Hôtel Caribou – Hôtel Caribou

Hôtel Caribou – Hôtel Caribou

Imaginez-vous en train de rouler dans un rang sombre et isolé d’un village qui l’est tout autant et de tomber en panne en pleine nuit.  Et pendant que vous marchez dans l’espoir de croiser âme qui vive, vous apercevez, dissimulé derrière quelques conifères, un établissement hôtelier qui détonne par son air distingué au milieu de nulle part.

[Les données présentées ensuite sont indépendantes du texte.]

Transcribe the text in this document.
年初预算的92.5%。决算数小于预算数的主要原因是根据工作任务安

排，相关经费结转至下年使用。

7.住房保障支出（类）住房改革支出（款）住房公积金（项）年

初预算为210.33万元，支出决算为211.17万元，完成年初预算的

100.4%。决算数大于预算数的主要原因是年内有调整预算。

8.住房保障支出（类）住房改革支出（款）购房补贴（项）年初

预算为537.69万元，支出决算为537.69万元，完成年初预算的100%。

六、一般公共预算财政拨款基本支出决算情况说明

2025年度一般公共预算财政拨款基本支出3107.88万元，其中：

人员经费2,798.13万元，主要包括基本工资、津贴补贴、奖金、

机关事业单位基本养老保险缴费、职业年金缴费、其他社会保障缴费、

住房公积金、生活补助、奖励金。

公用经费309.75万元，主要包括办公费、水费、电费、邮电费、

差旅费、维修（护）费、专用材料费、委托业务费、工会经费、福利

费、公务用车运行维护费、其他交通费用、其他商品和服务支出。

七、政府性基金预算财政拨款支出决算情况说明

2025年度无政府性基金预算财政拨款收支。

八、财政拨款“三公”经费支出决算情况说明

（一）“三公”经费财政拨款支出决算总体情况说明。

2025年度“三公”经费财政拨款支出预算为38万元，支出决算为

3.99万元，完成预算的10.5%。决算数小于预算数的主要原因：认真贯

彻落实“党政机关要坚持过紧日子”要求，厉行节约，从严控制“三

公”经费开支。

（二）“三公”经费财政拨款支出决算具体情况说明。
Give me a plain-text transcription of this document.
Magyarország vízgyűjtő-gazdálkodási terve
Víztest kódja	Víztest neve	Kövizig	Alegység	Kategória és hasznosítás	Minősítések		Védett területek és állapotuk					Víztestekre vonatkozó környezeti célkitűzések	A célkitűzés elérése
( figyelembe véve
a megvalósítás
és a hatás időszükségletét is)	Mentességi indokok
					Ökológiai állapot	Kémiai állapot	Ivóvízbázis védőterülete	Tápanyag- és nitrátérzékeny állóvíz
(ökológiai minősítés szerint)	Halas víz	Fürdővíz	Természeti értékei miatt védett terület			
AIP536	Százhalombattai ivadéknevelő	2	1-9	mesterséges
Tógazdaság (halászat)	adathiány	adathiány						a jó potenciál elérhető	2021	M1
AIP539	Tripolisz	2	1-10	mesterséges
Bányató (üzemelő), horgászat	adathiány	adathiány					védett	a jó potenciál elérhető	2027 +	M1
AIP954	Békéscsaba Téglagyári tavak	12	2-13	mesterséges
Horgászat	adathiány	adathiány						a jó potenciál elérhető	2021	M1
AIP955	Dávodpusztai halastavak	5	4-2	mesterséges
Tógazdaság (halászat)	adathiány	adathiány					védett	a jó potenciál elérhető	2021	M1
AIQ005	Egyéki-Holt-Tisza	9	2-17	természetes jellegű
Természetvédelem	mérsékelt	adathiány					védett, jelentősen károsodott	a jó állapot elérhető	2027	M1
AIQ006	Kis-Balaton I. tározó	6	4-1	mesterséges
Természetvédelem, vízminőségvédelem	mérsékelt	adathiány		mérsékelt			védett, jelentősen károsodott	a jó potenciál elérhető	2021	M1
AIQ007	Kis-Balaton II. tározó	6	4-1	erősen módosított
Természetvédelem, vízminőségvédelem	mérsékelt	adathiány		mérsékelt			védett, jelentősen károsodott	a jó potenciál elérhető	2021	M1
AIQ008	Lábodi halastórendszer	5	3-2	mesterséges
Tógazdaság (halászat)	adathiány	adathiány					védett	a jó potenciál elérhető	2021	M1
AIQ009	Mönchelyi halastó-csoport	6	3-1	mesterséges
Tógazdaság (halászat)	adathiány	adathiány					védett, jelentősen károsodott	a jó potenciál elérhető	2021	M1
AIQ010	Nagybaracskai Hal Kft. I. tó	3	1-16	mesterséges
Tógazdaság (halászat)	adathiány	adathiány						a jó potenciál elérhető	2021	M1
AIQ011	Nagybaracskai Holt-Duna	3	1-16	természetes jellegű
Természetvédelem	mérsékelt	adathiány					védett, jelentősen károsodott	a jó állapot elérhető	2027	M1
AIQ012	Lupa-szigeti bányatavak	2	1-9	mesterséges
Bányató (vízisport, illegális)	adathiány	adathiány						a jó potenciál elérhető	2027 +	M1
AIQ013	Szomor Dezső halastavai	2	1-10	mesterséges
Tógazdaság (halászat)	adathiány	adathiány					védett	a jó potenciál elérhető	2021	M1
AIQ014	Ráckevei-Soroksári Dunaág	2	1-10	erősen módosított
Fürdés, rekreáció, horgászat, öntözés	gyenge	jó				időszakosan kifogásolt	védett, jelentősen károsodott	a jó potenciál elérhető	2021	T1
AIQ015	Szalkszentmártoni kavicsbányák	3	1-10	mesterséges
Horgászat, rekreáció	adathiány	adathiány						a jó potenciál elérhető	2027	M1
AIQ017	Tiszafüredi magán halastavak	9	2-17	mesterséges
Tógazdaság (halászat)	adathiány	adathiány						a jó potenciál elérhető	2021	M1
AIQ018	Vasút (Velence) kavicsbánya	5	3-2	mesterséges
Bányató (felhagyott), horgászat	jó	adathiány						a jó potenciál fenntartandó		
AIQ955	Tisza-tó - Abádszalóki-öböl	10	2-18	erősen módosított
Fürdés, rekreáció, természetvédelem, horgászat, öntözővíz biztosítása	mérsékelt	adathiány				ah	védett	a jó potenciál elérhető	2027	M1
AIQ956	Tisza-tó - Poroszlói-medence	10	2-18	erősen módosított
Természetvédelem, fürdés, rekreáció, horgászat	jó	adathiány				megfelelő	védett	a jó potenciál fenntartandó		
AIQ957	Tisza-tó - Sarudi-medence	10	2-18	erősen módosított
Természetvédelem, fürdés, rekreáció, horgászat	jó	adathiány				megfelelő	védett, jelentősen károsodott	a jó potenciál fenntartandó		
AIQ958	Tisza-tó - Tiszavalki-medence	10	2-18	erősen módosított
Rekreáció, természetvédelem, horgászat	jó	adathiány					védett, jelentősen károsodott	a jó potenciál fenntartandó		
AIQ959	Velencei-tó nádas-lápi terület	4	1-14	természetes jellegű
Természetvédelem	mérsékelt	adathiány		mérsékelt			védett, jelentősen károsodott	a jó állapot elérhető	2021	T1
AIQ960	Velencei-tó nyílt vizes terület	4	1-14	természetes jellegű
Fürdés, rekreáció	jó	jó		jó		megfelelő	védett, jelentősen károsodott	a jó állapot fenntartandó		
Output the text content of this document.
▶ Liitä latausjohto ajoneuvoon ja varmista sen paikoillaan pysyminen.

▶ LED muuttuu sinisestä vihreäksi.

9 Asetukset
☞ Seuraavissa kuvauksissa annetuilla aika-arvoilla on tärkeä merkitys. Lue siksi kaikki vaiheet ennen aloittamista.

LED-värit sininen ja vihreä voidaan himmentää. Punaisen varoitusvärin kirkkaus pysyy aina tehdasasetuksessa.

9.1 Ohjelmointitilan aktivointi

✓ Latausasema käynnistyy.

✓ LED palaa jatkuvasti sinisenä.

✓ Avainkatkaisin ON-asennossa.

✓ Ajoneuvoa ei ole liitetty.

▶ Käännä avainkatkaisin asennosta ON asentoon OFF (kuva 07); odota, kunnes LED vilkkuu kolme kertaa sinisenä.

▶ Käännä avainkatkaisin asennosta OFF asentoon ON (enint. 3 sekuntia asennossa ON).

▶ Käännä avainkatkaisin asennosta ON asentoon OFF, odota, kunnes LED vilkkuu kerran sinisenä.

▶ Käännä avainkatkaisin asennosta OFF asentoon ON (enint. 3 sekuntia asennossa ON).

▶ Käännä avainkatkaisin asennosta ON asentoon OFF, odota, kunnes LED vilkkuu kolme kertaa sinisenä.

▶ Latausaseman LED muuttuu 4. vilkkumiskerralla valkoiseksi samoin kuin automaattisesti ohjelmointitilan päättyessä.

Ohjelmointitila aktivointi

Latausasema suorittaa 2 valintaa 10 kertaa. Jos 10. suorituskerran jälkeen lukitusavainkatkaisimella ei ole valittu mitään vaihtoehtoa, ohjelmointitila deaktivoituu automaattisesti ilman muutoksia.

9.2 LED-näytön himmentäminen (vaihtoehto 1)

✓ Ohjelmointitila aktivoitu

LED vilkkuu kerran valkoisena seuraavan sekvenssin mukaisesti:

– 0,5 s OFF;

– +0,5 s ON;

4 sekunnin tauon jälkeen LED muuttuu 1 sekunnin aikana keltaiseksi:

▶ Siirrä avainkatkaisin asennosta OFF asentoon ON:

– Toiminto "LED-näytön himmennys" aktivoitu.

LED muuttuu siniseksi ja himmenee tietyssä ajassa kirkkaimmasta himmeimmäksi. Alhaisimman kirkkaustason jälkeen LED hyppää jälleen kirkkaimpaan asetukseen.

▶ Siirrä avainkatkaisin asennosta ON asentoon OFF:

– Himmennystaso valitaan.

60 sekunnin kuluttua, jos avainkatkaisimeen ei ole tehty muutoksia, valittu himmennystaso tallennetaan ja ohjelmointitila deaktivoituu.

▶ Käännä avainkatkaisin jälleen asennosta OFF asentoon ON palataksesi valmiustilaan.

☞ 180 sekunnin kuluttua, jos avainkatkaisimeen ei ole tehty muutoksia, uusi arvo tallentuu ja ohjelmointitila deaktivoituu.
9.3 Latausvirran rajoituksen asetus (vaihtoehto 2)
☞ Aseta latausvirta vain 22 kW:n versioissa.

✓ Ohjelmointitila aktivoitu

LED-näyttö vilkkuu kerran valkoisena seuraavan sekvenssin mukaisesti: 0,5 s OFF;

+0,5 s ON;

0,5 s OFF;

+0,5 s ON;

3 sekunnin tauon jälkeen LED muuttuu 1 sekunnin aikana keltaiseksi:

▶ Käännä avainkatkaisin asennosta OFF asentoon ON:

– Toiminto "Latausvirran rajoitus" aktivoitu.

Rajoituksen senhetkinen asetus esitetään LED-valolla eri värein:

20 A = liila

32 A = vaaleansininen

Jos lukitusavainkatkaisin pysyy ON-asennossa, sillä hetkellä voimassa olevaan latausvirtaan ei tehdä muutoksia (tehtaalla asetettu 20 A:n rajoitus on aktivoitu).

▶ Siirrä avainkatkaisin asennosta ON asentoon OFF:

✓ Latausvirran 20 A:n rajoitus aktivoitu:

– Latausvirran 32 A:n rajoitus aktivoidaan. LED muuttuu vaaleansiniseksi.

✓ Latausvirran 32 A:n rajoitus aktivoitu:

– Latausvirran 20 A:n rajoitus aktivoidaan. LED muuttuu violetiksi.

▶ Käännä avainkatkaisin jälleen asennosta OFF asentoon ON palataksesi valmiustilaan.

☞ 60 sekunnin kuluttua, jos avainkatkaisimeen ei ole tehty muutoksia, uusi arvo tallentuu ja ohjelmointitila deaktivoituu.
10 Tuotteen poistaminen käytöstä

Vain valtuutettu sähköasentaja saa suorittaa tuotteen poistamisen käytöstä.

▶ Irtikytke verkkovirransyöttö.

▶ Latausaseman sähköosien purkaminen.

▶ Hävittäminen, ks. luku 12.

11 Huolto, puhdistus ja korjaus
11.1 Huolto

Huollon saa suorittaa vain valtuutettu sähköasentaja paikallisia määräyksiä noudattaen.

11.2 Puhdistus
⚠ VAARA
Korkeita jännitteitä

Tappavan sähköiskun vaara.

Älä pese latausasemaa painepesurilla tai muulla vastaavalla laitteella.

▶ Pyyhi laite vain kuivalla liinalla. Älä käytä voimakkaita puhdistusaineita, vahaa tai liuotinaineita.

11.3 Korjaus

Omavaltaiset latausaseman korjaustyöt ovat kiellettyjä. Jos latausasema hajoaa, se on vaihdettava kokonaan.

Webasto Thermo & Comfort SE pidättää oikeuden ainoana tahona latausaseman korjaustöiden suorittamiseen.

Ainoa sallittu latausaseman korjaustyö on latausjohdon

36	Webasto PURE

Vous entrez par la grande porte. Bienvenue à l’Hôtel Caribou.

Il faut savoir qu’ici, tout est affaire de fusion. D’abord, géographiquement, Hôtel Caribou est assis entre le Saguenay et le Lac-St-Jean. Puis, musicalement, ce projet instrumental, inspiré de séances d’improvisation, est le fruit d’une fusion où se superposent des sonorités techno à des structures parfois rock (l’excellente Tempête des poteaux) ou parfois typiquement propres aux trames sonores expérimentales. D’ailleurs, la musique qui ressort de Hôtel Caribou aurait très bien pu accompagner un film, ou vice-versa.

Construit autour de trois musiciens accomplis de la scène 02 – François Harvey (réalisateur et instigateur), Pascal Beaulieu et Mark Parker – qui ont chacun divers projets et qui se passent presque de présentation, Hôtel Caribou permettra aux oreilles les plus fines et fidèles de reconnaître la couleur que chacun des membres a apportée à la bâtisse. Si la guitare inspirée et sinueuse de Mark Parker prend beaucoup de place, les synthétiseurs, mellotron, lapsteel et autres éléments sonores (François Harvey et Pascal Beaulieu) apportent aussi une bonne dose de profondeur aux couches de rythmes et de séquences posées par Beaulieu.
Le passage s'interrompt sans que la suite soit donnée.